9 February 2014

Zimbabwe: Make Tobacco Farmers Establish Woodlots

Photo: The Herald
Tobacco farmers.

Maria Mambo* (54) is an enterprising widow. Although many people, most of them much younger than her, complain of the economic hardships in Zimbabwe and the financial crisis they face, Mambo is determined to turn around her fortunes through hard work.

She has a small but thriving poultry project that she has operated from her house in New Canaan, Highfield for the past five years. This year however, she has decided to embark on an even more ambitious project -- tobacco farming.

Her brother was one of the many that benefitted from the government's 2000 fast track land reform programme, seeing him owning land.

As time went by, however, it was to become apparent that Mambo's brother neither had the skills required to make the farming business a success, nor the capital. After failed attempts at growing maize for four consecutive years, Mambo's brother decided to call it a day.

The land given to him had been lying idle for several years, until last year when his business-minded sister decided to come to the rescue.

Theirs is a mutually-beneficial business arrangement. The sister provided the capital, while the brother would stay at the farm, tending to the crop and monitoring workers, as Mambo lives in Harare while the farm is in the Mazowe area, about 40km from the capital.

Exuding immense pride, Mambo carries with her pictures of their fully-developed flue-cured Virginia tobacco crop in her cellphone.

Although this year they only managed to utilise three hectares, she said she was sure next year they would plant on thrice as much land.

Asked whether they would use electricity or coal to cure their crop, she looked at me like I had lost my mind. She said her brother was currently overseeing the construction of a barn at the farm and that "we are lucky the area is quite heavily forested, so wood is not a problem."

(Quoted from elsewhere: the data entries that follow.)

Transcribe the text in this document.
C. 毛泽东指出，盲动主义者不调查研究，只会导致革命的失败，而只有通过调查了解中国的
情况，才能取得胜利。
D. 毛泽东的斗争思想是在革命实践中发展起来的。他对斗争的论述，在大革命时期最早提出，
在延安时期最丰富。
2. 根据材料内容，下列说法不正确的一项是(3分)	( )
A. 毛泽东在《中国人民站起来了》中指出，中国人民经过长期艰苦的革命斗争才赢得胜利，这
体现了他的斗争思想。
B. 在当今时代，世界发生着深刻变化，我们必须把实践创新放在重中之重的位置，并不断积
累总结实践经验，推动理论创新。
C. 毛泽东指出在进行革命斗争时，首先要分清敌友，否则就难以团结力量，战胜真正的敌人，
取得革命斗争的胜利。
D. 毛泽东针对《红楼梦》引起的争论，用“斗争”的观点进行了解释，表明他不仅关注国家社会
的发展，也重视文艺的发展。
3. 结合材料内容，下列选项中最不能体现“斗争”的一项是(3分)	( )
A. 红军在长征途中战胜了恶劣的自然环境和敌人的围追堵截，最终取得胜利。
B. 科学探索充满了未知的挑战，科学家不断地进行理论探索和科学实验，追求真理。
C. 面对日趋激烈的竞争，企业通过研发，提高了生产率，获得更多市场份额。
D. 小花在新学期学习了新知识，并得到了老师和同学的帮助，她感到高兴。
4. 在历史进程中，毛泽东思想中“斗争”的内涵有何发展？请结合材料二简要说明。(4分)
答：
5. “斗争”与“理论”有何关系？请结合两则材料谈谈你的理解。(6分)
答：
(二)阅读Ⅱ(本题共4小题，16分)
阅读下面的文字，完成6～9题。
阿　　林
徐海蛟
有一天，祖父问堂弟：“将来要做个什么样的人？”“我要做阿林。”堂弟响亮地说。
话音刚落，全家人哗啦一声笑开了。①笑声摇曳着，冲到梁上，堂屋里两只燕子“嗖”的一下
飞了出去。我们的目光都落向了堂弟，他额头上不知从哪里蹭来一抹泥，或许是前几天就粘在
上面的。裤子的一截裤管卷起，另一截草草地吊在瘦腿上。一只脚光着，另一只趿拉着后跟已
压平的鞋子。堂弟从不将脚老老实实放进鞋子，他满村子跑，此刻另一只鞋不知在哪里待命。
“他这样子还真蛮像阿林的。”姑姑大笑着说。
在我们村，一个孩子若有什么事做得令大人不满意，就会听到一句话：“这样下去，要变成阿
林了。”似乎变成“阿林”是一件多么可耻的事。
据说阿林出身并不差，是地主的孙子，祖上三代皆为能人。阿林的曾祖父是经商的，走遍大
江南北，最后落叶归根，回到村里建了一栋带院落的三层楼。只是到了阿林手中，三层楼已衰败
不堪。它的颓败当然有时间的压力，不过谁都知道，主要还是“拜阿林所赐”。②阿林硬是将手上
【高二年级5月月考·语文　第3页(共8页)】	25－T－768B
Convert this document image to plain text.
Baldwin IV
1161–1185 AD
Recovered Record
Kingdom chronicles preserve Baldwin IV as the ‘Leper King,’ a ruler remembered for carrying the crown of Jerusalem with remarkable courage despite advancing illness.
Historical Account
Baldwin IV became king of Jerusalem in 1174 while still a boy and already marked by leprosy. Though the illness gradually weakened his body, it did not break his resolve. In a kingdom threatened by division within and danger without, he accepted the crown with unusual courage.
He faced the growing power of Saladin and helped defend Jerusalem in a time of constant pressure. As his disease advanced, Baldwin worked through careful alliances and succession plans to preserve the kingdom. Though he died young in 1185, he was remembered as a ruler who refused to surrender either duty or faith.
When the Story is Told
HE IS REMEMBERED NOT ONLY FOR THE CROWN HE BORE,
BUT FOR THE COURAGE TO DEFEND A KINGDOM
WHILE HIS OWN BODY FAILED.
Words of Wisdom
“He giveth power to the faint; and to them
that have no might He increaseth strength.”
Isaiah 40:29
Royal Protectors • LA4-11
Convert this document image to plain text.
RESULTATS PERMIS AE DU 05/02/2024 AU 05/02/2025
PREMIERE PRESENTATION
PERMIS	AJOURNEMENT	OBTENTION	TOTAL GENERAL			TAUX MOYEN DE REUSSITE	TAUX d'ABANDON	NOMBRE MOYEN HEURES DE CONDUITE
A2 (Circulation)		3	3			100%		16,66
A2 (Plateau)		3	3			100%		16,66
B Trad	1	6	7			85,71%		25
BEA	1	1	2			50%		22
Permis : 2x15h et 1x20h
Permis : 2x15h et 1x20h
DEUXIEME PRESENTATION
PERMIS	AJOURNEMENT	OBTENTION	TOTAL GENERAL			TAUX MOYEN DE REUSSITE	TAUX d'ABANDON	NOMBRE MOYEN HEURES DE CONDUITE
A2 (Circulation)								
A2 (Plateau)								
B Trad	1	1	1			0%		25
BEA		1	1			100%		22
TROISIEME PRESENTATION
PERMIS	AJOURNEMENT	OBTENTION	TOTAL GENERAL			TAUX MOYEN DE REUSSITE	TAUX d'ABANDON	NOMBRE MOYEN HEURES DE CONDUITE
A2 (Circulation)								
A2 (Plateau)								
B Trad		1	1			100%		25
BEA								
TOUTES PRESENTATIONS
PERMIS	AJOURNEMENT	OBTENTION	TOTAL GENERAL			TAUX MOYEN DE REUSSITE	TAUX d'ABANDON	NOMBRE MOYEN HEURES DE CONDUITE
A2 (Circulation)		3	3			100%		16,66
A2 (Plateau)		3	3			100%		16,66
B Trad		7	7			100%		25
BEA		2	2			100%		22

"So you have some gum trees you have planted there or what?" I asked.

Apparently, they have no woodlot. In fact, establishing a woodlot did not seem to be exactly near the top on Mambo's short-term priority list. She was not aware of the recently-enacted law that makes it mandatory for every local tobacco farmer to establish a woodlot from which to harvest the wood used in curing their crop.

Like Mambo, many Zimbabweans that have access to land have turned to tobacco farming after it became clear the crop provided attractive monetary returns.

Many that previously grew mostly maize have since abandoned the crop, citing the erratic rainfall patterns coupled with the crop's low returns as the reason. This abandonment of most food crops in favour of tobacco has been blamed for the food insecurity state the country currently finds itself in, having to import maize every year to cover the deficit.

Meanwhile, the tobacco boom is being hailed in the country as evidence the land reform programme was a success. The ecological disaster that accompanies this "success" however, is a subject authorities often seem to ignore.

According to statistics provided by the Forestry Commission, tobacco farmers are responsible for 25% of the country's deforestation.

The Tobacco Industry and Marketing Board (TIMB) will open the 2014 flue-cured tobacco marketing season on Wednesday February 19.

That means it is that time when tobacco farmers run around to cure their crop in time for the market.

In Makoni District for example, over 1 000 farmers reportedly took up tobacco farming in 2012 and were cutting down trees indiscriminately.

The rate at which indigenous trees were disappearing shocked then Environment minister, Francis Nhema into suggesting a ban of the high-value flue-cured Virginia tobacco in preference of burley tobacco which does not require wood, coal or electricity to cure.

With pressure mounting from environmentalists and many concerned parties, the government finally made it law for all tobacco farmers to establish woodlots, but it is a piece of legislation that many farmers are still struggling to comply with.

Most people believe what is needed is more stringent measures that make it very hard for the farmers that do not have woodlots to operate.

The British American Company (BAT), a cigarette company, is one locally-operating company that has shown its support of the law by making it a policy that all tobacco farmers contracted through their conduit, Northern Tobacco, have their own woodlots.

If more companies working with tobacco farmers establish similar policies, the farmers will not be able to evade the law.

While the fact that tobacco farming is contributing significantly to the country's GDP can never be denied, the fact that it is coming at a great ecological cost cannot be downplayed.